Math could predict Oscar award winners

Oscar

The Academy of Motion Picture Arts and Sciences has published the 2005 nominees for its prestigious Oscar film awards. The list has attracted criticism with regards to absent names as well as rampant speculation about who is the worthy winner in each category.

Decision scientist Iain Pardoe of the Lundquist College of Business at the University of Oregon explains how to select candidates in the latest edition of Chance. According to Science News, Pardoe tackles the sometimes complex decision of selecting winners in the four major Oscar awards - Best Picture, Best Director, Best Actor in a leading role and Best Actress in a leading role - from each year’s nominations.

Pardoe believes that the Oscar Awards panel do not fully exploit formal statistical analysis and that therefore the result is not always empirical.

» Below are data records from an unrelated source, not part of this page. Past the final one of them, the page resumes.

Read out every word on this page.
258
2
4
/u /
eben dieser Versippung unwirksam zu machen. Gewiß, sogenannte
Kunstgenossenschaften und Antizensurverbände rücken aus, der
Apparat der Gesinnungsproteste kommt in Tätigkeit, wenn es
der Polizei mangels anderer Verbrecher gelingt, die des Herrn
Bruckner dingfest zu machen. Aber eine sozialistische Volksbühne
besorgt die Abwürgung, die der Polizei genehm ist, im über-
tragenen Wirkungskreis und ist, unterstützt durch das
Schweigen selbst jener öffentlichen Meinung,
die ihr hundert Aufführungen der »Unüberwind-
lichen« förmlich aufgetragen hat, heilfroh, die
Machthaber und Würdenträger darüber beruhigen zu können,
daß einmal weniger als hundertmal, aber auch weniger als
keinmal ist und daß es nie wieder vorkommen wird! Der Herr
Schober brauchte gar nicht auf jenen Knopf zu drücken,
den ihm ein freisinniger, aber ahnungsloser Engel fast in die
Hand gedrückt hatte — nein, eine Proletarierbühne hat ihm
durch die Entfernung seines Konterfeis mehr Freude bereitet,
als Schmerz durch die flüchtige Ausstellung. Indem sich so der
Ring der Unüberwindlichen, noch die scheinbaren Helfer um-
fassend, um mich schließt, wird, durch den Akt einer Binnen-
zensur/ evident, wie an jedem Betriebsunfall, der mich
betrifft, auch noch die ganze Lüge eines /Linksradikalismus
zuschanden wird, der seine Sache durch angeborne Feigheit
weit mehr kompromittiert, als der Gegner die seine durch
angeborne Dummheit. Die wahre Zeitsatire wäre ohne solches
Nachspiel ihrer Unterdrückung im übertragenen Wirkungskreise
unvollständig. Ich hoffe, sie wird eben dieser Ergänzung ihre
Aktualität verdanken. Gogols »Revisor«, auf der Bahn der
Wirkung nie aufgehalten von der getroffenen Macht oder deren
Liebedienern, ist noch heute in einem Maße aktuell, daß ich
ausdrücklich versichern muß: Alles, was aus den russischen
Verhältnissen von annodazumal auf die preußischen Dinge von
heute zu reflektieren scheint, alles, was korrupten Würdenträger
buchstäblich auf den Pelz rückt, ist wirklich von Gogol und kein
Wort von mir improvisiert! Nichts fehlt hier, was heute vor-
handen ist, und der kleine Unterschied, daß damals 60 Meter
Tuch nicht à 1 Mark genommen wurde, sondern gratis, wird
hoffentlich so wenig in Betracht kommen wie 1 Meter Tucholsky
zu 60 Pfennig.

Several factors could facilitate the decision making process; Other Oscar category nominations, previous nominations and wins and previous movie awards can all serve as predictors. In order to pick out the most significant of these, Pardoe made use of a technique known as discrete choice modeling.

With this technique an outcome is determined by several decisions. It involves a sequence of choices—made from a finite set of alternatives by individuals in the population under consideration. The probabilities are calculated using a ‘multinomial logit’ model. To demonstrate his proposed selection technique, Pardoe used data from 1928 to 1938 to make predictions for 1939, then cumulative data for each succeeding year.

Pardoe's results go some way to explaining the disagreements that usually arise after the Oscars. His study put actors who were somehow downplayed into favorable positions for winning awards in several years.

Pardoe’s study could send a positive message about the role of mathematics to people working in the film industry and media.